Cobalt Red is written in various narrative modes, including first-person reportage. In this way, Kara is the main protagonist in the book. The narrative is structured as if following Kara traveling along the road from Lubumbashi to Kolwezi and stopping at various mining towns along the way. Kara intersperses his research with his personal feelings and observations of what he sees at these sites. For instance, in the opening scene where the child has died, Kara writes:
I take one final look toward the child. I can see his face now, locked in a terminal expression of dread. That is the lasting image I take from the Congo—the heart of Africa reduced to the bloodstained corpse of a child, who died solely because he was digging for cobalt. (2)
This moment and others like them show Kara’s empathy for the people of the DRC and his grief at their suffering.
Kara also portrays himself as brave for venturing into remote mining communities under the watchful eyes of militias and soldiers to reveal the working conditions of Congolese miners. He writes, “I will take you there, just as I took the journey, down the only road that leads to the truth” (17). He writes in detail about his fear when he is threatened with guns by a militia in the only moment in the text when he is personally confronted by violence, which in his telling lurks in the background of all of his visits to the artisanal mines. The incident gives a sense of the dangers that he confronts in his reporting efforts.

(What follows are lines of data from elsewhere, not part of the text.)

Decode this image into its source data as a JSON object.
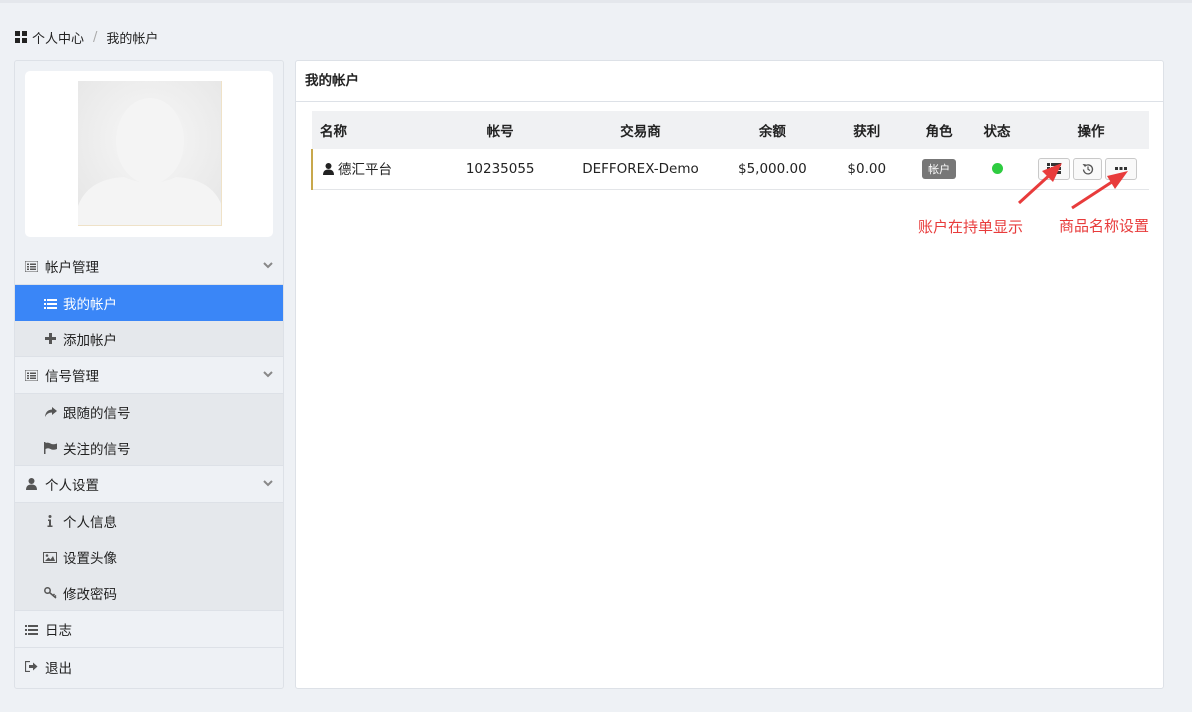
{
  "breadcrumb": {
    "home": "个人中心",
    "separator": "/",
    "current": "我的帐户"
  },
  "sidebar": {
    "sections": [
      {
        "label": "帐户管理",
        "items": [
          "我的帐户",
          "添加帐户"
        ]
      },
      {
        "label": "信号管理",
        "items": [
          "跟随的信号",
          "关注的信号"
        ]
      },
      {
        "label": "个人设置",
        "items": [
          "个人信息",
          "设置头像",
          "修改密码"
        ]
      }
    ],
    "log": "日志",
    "logout": "退出"
  },
  "panel": {
    "title": "我的帐户",
    "columns": [
      "名称",
      "帐号",
      "交易商",
      "余额",
      "获利",
      "角色",
      "状态",
      "操作"
    ],
    "rows": [
      {
        "name": "德汇平台",
        "account": "10235055",
        "broker": "DEFFOREX-Demo",
        "balance": "$5,000.00",
        "profit": "$0.00",
        "role": "帐户",
        "status": "online"
      }
    ]
  },
  "annotations": {
    "left": "账户在持单显示",
    "right": "商品名称设置"
  },
  "colors": {
    "accent": "#3a86f7",
    "status_online": "#2ecc40",
    "annotation": "#e83b3b",
    "row_marker": "#c8a84c"
  }
}
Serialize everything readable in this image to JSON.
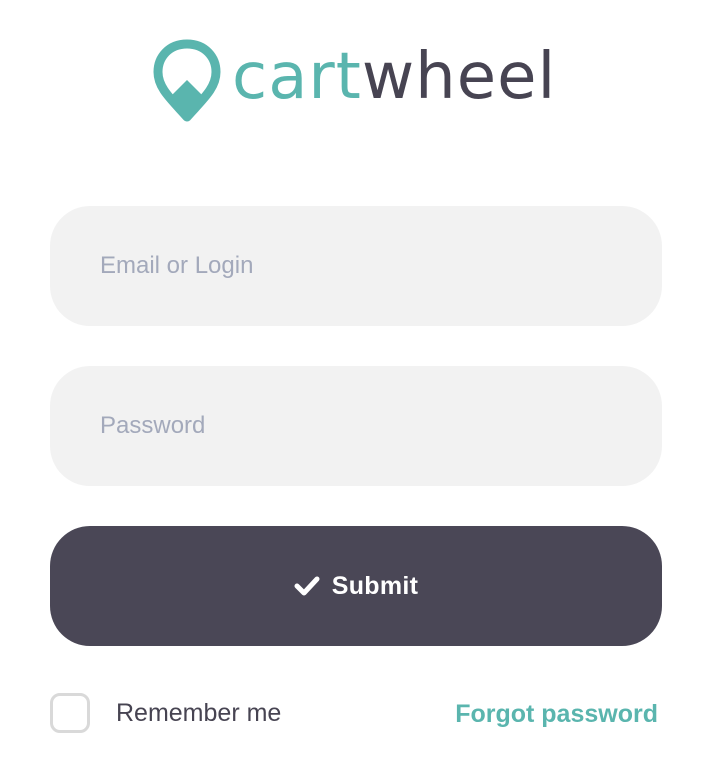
{
  "brand": {
    "name_part1": "cart",
    "name_part2": "wheel",
    "logo_icon": "location-pin-icon",
    "primary_color": "#5ab5ae",
    "dark_color": "#474452"
  },
  "form": {
    "email_placeholder": "Email or Login",
    "email_value": "",
    "password_placeholder": "Password",
    "password_value": "",
    "submit_label": "Submit",
    "submit_icon": "check-icon",
    "submit_color": "#4a4756",
    "remember_label": "Remember me",
    "remember_checked": false,
    "forgot_label": "Forgot password"
  }
}
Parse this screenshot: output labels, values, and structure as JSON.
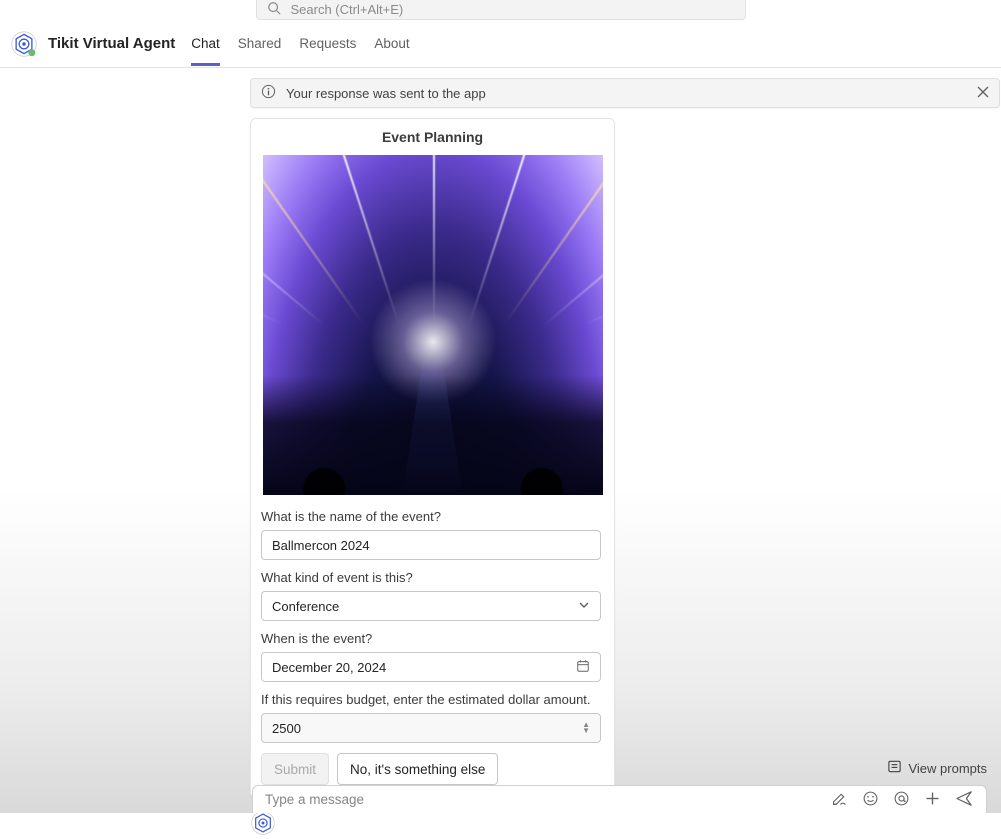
{
  "search": {
    "placeholder": "Search (Ctrl+Alt+E)"
  },
  "header": {
    "app_name": "Tikit Virtual Agent",
    "tabs": [
      {
        "label": "Chat",
        "active": true
      },
      {
        "label": "Shared",
        "active": false
      },
      {
        "label": "Requests",
        "active": false
      },
      {
        "label": "About",
        "active": false
      }
    ]
  },
  "notification": {
    "text": "Your response was sent to the app"
  },
  "card": {
    "title": "Event Planning",
    "fields": {
      "name_label": "What is the name of the event?",
      "name_value": "Ballmercon 2024",
      "kind_label": "What kind of event is this?",
      "kind_value": "Conference",
      "date_label": "When is the event?",
      "date_value": "December 20, 2024",
      "budget_label": "If this requires budget, enter the estimated dollar amount.",
      "budget_value": "2500"
    },
    "actions": {
      "submit": "Submit",
      "alt": "No, it's something else"
    }
  },
  "footer": {
    "view_prompts": "View prompts",
    "compose_placeholder": "Type a message"
  }
}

Kara’s narration style is most evident in his descriptions of his on-the-ground research, which consisted of interviews with experts and locals as well as observational visits to several cobalt mines throughout Congo. Kara opens his narrative in media res by describing a shocking moment where soldiers warn away concerned villagers, and Kara himself, following the death of a child in what is presumably a mining accident. He writes, “What happened here must not be seen. There can be no record or evidence, only the haunting memories of those who stood at this place where hope was lost” (1). This is not strictly factual reporting but rather Kara’s assessment of the context and the heightened emotions of the scene. His writing style is meant to invoke pathos and create a sense of narrative momentum for his investigation. Kara further heightens the emotional stakes by using the literary technique of relating the setting to the events, writing, “The craterous landscape is obscured by a leaden haze that refuses the entry of light” (1)—the land will not let in the light, just as the soldiers who will not let the truth be seen.